Ishmael in the Water
I am what I am. So the white whale tells The sea. The sea, with its multitude of tongues, Says nothing. With infinities of lungs, Catches its breath, lies on its bed of shells, Of shales, of sands. The white whale slides inside These silences. His maw gapes to swallow All the dredgings of his wallow In the clear green grazings. Can he not hide His heart in these immensities of ocean? Can he not save himself from steel? He must Depend on error, must depend on trust. He must sometime lie without emotion. He must realize that he is alone. And I, can I decide, after a look At this whale, can I decide that a book Can tell me about anything unknown? I am what I am. Where does it say I Must be alone and the whalefish must die.

Melville
Here he comes now, slow, down along the docks He visits daily.

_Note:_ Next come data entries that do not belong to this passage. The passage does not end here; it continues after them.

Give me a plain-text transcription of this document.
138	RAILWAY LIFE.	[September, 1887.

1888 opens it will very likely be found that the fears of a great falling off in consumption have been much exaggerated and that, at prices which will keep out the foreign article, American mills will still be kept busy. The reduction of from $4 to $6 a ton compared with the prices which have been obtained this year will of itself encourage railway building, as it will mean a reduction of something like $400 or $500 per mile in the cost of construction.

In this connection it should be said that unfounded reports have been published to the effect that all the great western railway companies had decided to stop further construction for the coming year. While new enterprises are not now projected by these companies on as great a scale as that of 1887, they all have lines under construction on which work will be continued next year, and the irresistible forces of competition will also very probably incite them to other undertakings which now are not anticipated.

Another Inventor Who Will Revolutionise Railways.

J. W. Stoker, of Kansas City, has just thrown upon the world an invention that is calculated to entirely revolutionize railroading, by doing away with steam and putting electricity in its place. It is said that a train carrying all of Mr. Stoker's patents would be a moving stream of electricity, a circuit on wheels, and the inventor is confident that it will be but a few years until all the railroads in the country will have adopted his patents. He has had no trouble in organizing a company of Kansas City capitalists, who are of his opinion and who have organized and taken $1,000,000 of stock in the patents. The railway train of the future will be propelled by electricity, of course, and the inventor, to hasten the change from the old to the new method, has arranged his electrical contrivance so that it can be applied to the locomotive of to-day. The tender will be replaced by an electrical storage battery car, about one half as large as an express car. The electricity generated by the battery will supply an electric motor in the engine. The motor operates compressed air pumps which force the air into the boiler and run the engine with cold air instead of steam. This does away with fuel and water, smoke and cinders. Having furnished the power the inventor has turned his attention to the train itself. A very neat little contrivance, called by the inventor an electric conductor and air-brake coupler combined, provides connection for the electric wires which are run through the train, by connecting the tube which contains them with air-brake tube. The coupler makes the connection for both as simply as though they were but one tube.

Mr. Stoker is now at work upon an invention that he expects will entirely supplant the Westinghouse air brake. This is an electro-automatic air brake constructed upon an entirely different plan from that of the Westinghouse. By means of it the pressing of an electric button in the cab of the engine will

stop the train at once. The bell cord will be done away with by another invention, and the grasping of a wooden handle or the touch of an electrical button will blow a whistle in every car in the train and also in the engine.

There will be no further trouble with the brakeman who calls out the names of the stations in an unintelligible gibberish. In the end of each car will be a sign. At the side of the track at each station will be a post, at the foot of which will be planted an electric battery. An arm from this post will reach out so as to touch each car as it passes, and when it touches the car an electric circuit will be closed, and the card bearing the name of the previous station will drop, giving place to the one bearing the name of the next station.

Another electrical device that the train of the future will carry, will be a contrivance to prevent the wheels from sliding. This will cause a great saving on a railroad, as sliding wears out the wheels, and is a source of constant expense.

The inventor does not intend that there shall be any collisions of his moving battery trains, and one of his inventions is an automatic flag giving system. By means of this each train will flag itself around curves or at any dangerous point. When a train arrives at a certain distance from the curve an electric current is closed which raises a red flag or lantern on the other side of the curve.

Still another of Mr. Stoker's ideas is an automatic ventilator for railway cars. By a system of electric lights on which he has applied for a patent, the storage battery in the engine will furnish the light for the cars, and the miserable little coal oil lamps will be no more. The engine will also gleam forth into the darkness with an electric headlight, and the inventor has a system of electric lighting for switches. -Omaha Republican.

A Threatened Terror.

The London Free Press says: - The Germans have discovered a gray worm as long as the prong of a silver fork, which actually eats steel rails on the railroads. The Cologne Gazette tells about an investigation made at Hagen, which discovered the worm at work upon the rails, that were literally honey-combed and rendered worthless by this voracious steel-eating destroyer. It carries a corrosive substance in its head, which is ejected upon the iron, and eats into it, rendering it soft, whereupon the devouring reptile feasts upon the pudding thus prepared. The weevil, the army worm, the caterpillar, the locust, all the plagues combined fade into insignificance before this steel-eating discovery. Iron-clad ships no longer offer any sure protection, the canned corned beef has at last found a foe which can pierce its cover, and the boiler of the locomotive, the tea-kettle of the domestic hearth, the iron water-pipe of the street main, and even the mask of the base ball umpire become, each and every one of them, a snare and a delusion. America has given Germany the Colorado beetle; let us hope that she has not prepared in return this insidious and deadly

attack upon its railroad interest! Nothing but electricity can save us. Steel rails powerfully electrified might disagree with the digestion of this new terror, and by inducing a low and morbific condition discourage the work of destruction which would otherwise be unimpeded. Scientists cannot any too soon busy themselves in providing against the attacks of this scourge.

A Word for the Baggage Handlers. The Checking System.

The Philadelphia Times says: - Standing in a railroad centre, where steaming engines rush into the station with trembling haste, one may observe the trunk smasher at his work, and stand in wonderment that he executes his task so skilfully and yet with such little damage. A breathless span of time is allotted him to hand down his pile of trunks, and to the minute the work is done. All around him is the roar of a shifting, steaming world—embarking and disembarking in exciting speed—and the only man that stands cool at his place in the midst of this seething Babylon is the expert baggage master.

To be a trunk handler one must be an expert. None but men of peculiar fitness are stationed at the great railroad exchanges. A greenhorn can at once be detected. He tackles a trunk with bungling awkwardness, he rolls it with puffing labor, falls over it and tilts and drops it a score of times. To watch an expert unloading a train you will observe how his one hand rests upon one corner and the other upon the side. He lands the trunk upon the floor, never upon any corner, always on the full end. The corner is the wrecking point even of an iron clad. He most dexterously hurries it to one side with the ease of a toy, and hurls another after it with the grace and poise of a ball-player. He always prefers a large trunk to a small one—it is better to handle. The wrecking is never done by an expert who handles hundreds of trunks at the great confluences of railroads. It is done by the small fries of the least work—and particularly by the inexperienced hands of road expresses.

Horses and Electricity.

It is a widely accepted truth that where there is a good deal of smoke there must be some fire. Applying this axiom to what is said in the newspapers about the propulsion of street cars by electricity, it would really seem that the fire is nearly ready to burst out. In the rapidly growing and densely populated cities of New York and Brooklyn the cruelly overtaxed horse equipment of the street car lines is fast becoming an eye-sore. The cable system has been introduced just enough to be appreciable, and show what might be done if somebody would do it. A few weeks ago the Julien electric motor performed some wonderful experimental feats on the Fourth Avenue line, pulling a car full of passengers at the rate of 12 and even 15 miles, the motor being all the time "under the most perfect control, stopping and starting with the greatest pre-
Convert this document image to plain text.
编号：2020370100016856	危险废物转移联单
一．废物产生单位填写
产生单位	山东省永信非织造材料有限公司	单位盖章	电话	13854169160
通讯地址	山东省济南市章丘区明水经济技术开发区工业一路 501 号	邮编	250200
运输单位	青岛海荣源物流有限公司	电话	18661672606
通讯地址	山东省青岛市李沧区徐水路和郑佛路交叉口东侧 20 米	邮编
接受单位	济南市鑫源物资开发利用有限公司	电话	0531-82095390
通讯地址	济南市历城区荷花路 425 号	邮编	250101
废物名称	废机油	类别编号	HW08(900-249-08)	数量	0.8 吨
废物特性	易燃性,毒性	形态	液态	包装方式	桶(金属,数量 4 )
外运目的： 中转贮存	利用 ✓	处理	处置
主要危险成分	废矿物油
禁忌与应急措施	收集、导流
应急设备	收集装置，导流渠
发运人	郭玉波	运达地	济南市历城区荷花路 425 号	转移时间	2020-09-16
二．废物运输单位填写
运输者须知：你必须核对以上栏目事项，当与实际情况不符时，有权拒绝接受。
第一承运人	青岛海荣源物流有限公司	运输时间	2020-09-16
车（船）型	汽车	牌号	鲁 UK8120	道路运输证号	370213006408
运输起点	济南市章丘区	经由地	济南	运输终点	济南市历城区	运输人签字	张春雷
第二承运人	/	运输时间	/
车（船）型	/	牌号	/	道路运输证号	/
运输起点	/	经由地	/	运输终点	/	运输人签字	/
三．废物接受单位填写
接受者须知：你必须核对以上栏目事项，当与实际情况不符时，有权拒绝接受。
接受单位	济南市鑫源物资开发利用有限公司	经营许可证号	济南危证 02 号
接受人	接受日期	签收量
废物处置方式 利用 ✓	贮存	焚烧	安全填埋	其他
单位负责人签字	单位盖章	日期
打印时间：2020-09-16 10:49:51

See his old slouch hat, His greasy overcoat. He gives a pat To pockets, fishes out a key, unlocks His dusty office. What he does inside Is just what every customsman would do In New York City, 1882. And nothing shows he's nothing left to hide. He's known as Mr. Melville and his books Don't sell or, rather, don't sell well enough For anyone to live on. He's seen rough Times, times far worse than these times. Now he looks For a living from his harbor post And seldom inks his wooden steel-nib pen For anything but bills of lading. When He writes, records realities. Most Of the time he finds he doesn't miss The life before the mast, the South Sea isles, The voyages that lasted months, the miles Of water holding whole horizons. This Is over. He does not often think Of days indoors before his desk, first sight Of scripture stark on printed page, to write Until his fingers stung and sweated ink. Those days are over. Ishmael no more, He scrawls initials, blots with soiled sand, Seals with a rubber stamp. Then key in hand, He shuffles to the street and locks the door . . . As he has learned to lock out Ahab, pale Sad sailor and his captive god, the whale.

Greasy Luck
“Death to the living. Long life to the killers. Success to sailors’ wives And greasy luck to whalers.” – Old whaler's toast
We have no luck as landsmen so we sign Our way to sea. Only the smallest lays Reserved for farmers’ younger sons. A line To hold our names as oceans hold our days. Our god and our redeemer the first mate. We thrive on weevily biscuit, duff, salt horse, Tack, luff, put on sail as we put on weight. We climb the rigging, reef, and sail a course We have no choice in choosing. Then the chase. Another course. We must lower boats, pull And feather, pull, run a Nantucket race. The whale horse draws us. Soon, alongside hull, The carcass that could be our fortune lies. We spend our days in fear or in fatigue, Follow the foremast where the lookout cries, “She blows!” Tracking behemoth league for league, We finally confront him with our lives. “Greasy luck, success to whalers’ wives.”